The present invention relates generally to metallating ethylene polymers which have polymerized therein a minor amount of at least one nonconjugated diene. More specifically, the present invention relates to an improved process for metallating such polymers with a three-component metallation system. The present invention also relates to graft polymers and functionalized polymers prepared from the metallated polymers.
The term "metallation", used in its broadest sense, describes a substitution reaction in which a non-carbon atom is replaced by an alkali metal atom. In a narrower sense, it is believed that metallation of unsaturated polymers occurs by allyl hydrogen exchange whereby an anion is produced. The resulting anion is stabilized by declocalization with the adjacent double bond. The alkali metal atom is suitably provided by an organo-alkali metal compound.
Metallation of conjugated diene polymers with an organolithium compound, e.g., n-butyllithium, in combination with either a potassium alkoxide e.g., potassium-tert-butoxide or potassium-tert-amyloxide, or a tertiary diamine, e.g., tetramethylethylenediamine (hereinafter "TMEDA"), is known. See, A. F. Halasa et al., "Metallation of Unsaturated Polymers by Using Activated Organolithium Compounds and the Formation of Graft Polymers II", Journal of Polymer Science, Volume 14, pages 497-506 (1976). Halasa et al. note that each combination has one or more significant drawbacks. The n-butyllithium/TMEDA combination, while generally efficient for metallation of conjugated diene polymers such as polybutadiene, promotes polymer chain scission or degradation where there is a double bond in the polymer backbone. The n-butyllithium/potassium-tert-butoxide combination, when compared with the n-butyllithium/TMEDA combination, alleviates some of the chain scission problem but at a cost of lower metallation efficiency.
E. W. Duck et al., in U.S. Pat. No. 3,703,566, disclose metallation of unsaturated hydrocarbon elastomers and formation of graft copolymers by polymerizing one or more monomers in the presence of the metallated elastomer. The elastomer, more commonly known as an "EPDM terpolymer", has polymerized therein ethylene, a 1-olefin such as propylene and a nonconjugated diene monomer. Metallation is accomplished by admixing a solution of the terpolymer in an inert organic solvent with a complex of a saturated alkali metal hydrocarbon and a polar compound.

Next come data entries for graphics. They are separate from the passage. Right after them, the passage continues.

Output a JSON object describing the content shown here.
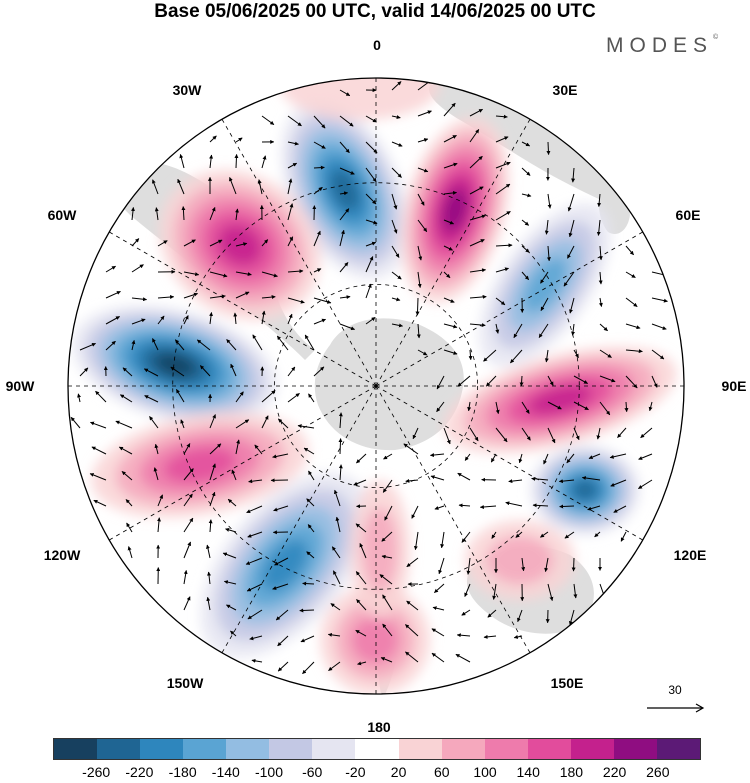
{
  "title": "Base 05/06/2025 00 UTC, valid 14/06/2025 00 UTC",
  "brand": "MODES",
  "brand_mark": "©",
  "longitude_labels": {
    "top": "0",
    "upper_right": "30E",
    "right_upper": "60E",
    "right": "90E",
    "right_lower": "120E",
    "lower_right": "150E",
    "bottom": "180",
    "lower_left": "150W",
    "left_lower": "120W",
    "left": "90W",
    "left_upper": "60W",
    "upper_left": "30W"
  },
  "vector_scale": {
    "value": "30"
  },
  "colorbar": {
    "colors": [
      "#17405f",
      "#1f6593",
      "#2e86bd",
      "#5aa4d3",
      "#93bde2",
      "#c3c8e4",
      "#e5e5f1",
      "#ffffff",
      "#f9d3d5",
      "#f5a8bd",
      "#ee7bac",
      "#e24c9c",
      "#c4218d",
      "#8f0d81",
      "#5c1a76"
    ],
    "labels": [
      "-260",
      "-220",
      "-180",
      "-140",
      "-100",
      "-60",
      "-20",
      "20",
      "60",
      "100",
      "140",
      "180",
      "220",
      "260"
    ]
  },
  "colors": {
    "land": "#dedede",
    "background": "#ffffff"
  }
}
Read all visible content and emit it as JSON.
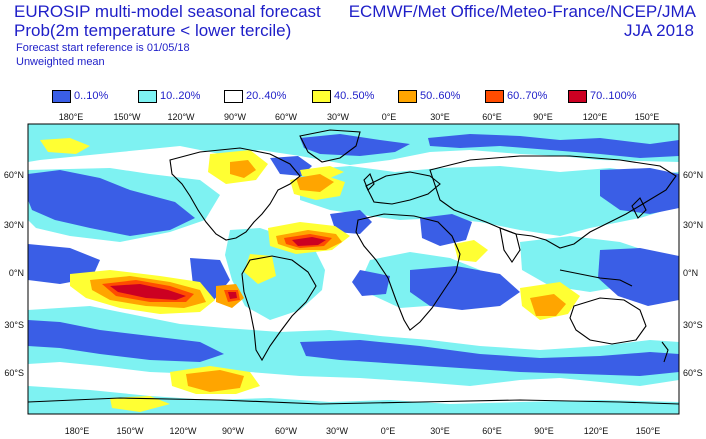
{
  "header": {
    "title_left": "EUROSIP multi-model seasonal forecast",
    "subtitle_left": "Prob(2m temperature < lower tercile)",
    "start_ref": "Forecast start reference is 01/05/18",
    "weighting": "Unweighted mean",
    "title_right": "ECMWF/Met Office/Meteo-France/NCEP/JMA",
    "season": "JJA 2018"
  },
  "legend": [
    {
      "label": "0..10%",
      "color": "#3a5ee6"
    },
    {
      "label": "10..20%",
      "color": "#7ef2f2"
    },
    {
      "label": "20..40%",
      "color": "#ffffff"
    },
    {
      "label": "40..50%",
      "color": "#ffff33"
    },
    {
      "label": "50..60%",
      "color": "#ffa500"
    },
    {
      "label": "60..70%",
      "color": "#ff4c00"
    },
    {
      "label": "70..100%",
      "color": "#cc0022"
    }
  ],
  "map": {
    "lon_labels": [
      "180°E",
      "150°W",
      "120°W",
      "90°W",
      "60°W",
      "30°W",
      "0°E",
      "30°E",
      "60°E",
      "90°E",
      "120°E",
      "150°E"
    ],
    "lat_labels": [
      "60°N",
      "30°N",
      "0°N",
      "30°S",
      "60°S"
    ]
  }
}
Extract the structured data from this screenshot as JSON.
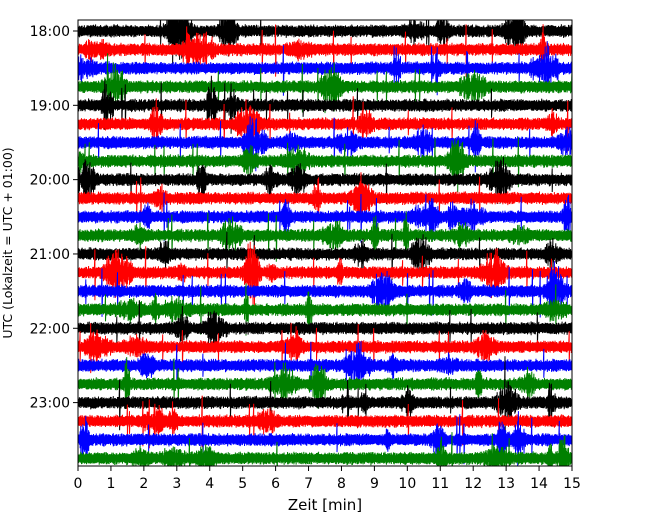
{
  "chart_data": {
    "type": "line",
    "title": "",
    "xlabel": "Zeit  [min]",
    "ylabel": "UTC (Lokalzeit = UTC + 01:00)",
    "xlim": [
      0,
      15
    ],
    "x_ticks": [
      "0",
      "1",
      "2",
      "3",
      "4",
      "5",
      "6",
      "7",
      "8",
      "9",
      "10",
      "11",
      "12",
      "13",
      "14",
      "15"
    ],
    "y_ticks": [
      "18:00",
      "19:00",
      "20:00",
      "21:00",
      "22:00",
      "23:00"
    ],
    "start_time": "18:00",
    "end_time": "24:00",
    "trace_interval_minutes": 15,
    "trace_count": 24,
    "colors": [
      "#000000",
      "#ff0000",
      "#0000ff",
      "#008000"
    ],
    "grid": false
  }
}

The alkali metal hydrocarbon may be an alkyllithium compound such as n-butyllithium. The polar compound may be a tertiary diamine, such as tetramethylethylenediamine, or an alkali metal alkoxide, such as potassium-tert-butoxide. In other words, Duck et al., like Halasa et al., use a two-component metallation composition.
Polymer chain scission and low metallation efficiency are both undesirable. Polymer chain scission, or breaking up the polymer backbone, generally results in reduction of desirable polymer properties. Low metallation efficiency means excess metallating components may be present upon completion of metallation. Excess metallating components compete with the metallated ethylene polymer for reagents added subsequent to metallation. This competition provides a mixture of products rather than a generally pure product. Free alkali metal atoms (those not bound to the ethylene polymer) usually must be neutralized before use of the metallated polymer. The neutralized alkali metal atoms may adversely affect final product properties. Alkyllithium and potassium alkoxide compounds are also expensive. As such, final product cost escalates with increasing amounts of one or more of these compounds.
A metallating composition which provides enhanced metallation efficiency would be desirable. A metallated polymer with enough alkali metal sites to promote adequate functionalization or grafting of the polymer and thereby yield a useful polymer product would also be desirable. A metallated ethylene polymer suitable for use in preparing a thermoplastic elastomer would further be desirable. Graft polymers having either themoplastic or thermoplastic elastomer properties would similarly be desirable.